When Seth Pinsky spent his first year at Columbia University in 1989, the school had to work a lot harder to persuade students that its Upper Manhattan location was a safe place.
“Their whole pitch was: We have a real campus, unlike other schools in New York. You can be safe here. We have control of our immediate neighborhood, so we make sure that nothing too scary happens in Morningside Heights,” the RXR Realty executive and adjunct senior research scholar at Columbia recalled.
Fast-forward nearly three decades, and the city is seeing plummeting crime rates and skyrocketing property values. And Columbia — now about halfway through its expansion plan spanning roughly 17 acres — is causing more concerns about gentrification than safety.
NYU is upping its real estate book as well, most notably with plans for a 735,000-square-foot building at 181 Mercer Street in Greenwich Village.

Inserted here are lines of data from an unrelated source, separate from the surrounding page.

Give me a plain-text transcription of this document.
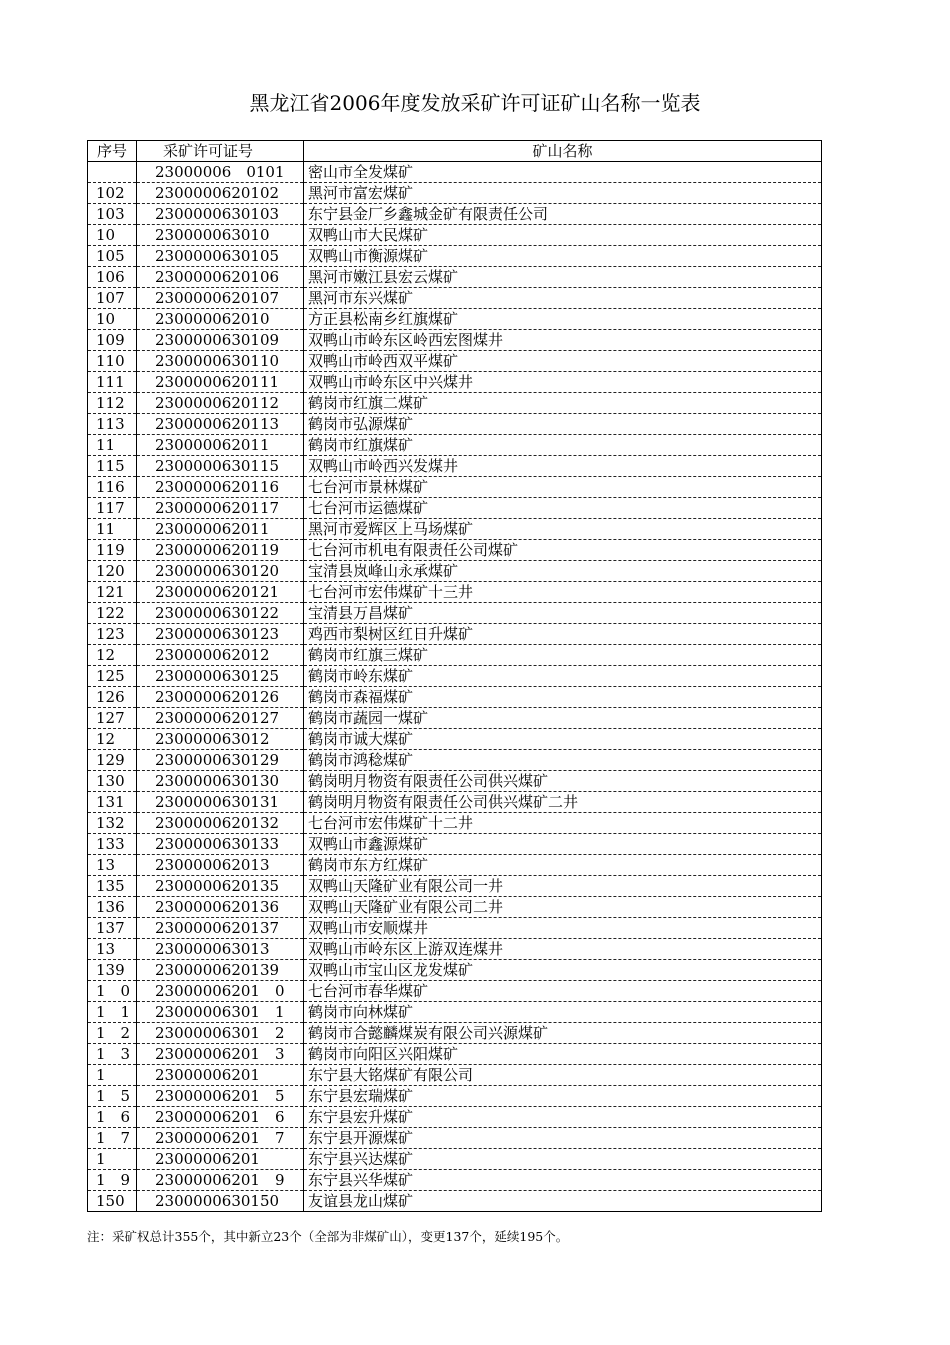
黑龙江省2006年度发放采矿许可证矿山名称一览表
序号	采矿许可证号	矿山名称
	23000006　0101	密山市全发煤矿
102	2300000620102	黑河市富宏煤矿
103	2300000630103	东宁县金厂乡鑫城金矿有限责任公司
10	230000063010	双鸭山市大民煤矿
105	2300000630105	双鸭山市衡源煤矿
106	2300000620106	黑河市嫩江县宏云煤矿
107	2300000620107	黑河市东兴煤矿
10	230000062010	方正县松南乡红旗煤矿
109	2300000630109	双鸭山市岭东区岭西宏图煤井
110	2300000630110	双鸭山市岭西双平煤矿
111	2300000620111	双鸭山市岭东区中兴煤井
112	2300000620112	鹤岗市红旗二煤矿
113	2300000620113	鹤岗市弘源煤矿
11	230000062011	鹤岗市红旗煤矿
115	2300000630115	双鸭山市岭西兴发煤井
116	2300000620116	七台河市景林煤矿
117	2300000620117	七台河市运德煤矿
11	230000062011	黑河市爱辉区上马场煤矿
119	2300000620119	七台河市机电有限责任公司煤矿
120	2300000630120	宝清县岚峰山永承煤矿
121	2300000620121	七台河市宏伟煤矿十三井
122	2300000630122	宝清县万昌煤矿
123	2300000630123	鸡西市梨树区红日升煤矿
12	230000062012	鹤岗市红旗三煤矿
125	2300000630125	鹤岗市岭东煤矿
126	2300000620126	鹤岗市森福煤矿
127	2300000620127	鹤岗市蔬园一煤矿
12	230000063012	鹤岗市诚大煤矿
129	2300000630129	鹤岗市鸿稔煤矿
130	2300000630130	鹤岗明月物资有限责任公司供兴煤矿
131	2300000630131	鹤岗明月物资有限责任公司供兴煤矿二井
132	2300000620132	七台河市宏伟煤矿十二井
133	2300000630133	双鸭山市鑫源煤矿
13	230000062013	鹤岗市东方红煤矿
135	2300000620135	双鸭山天隆矿业有限公司一井
136	2300000620136	双鸭山天隆矿业有限公司二井
137	2300000620137	双鸭山市安顺煤井
13	230000063013	双鸭山市岭东区上游双连煤井
139	2300000620139	双鸭山市宝山区龙发煤矿
1　0	23000006201　0	七台河市春华煤矿
1　1	23000006301　1	鹤岗市向林煤矿
1　2	23000006301　2	鹤岗市合懿麟煤炭有限公司兴源煤矿
1　3	23000006201　3	鹤岗市向阳区兴阳煤矿
1	23000006201	东宁县大铭煤矿有限公司
1　5	23000006201　5	东宁县宏瑞煤矿
1　6	23000006201　6	东宁县宏升煤矿
1　7	23000006201　7	东宁县开源煤矿
1	23000006201	东宁县兴达煤矿
1　9	23000006201　9	东宁县兴华煤矿
150	2300000630150	友谊县龙山煤矿
注：采矿权总计355个，其中新立23个（全部为非煤矿山），变更137个，延续195个。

The higher-education giants took the top two spots in TRD’s analysis by notably wide margins. Columbia came in first with roughly 14.9 million square feet across 232 properties, and NYU followed with about 12.8 million square feet across 110 properties. (By comparison, the city’s largest commercial landlords, SL Green Realty and Vornado Realty Trust, reported at the end of last year that they had stakes in Manhattan buildings totaling 29.5 million and 23 million square feet, respectively.)
The two universities essentially bookend Manhattan, with Columbia’s stronghold Uptown in Morningside Heights, and now Harlem, and NYU’s Downtown in and around Greenwich Village. NYU also owns the Tandon School of Engineering in Brooklyn’s MetroTech Center, among other real estate holdings in Brooklyn and the Bronx.
The numbers drop significantly after that.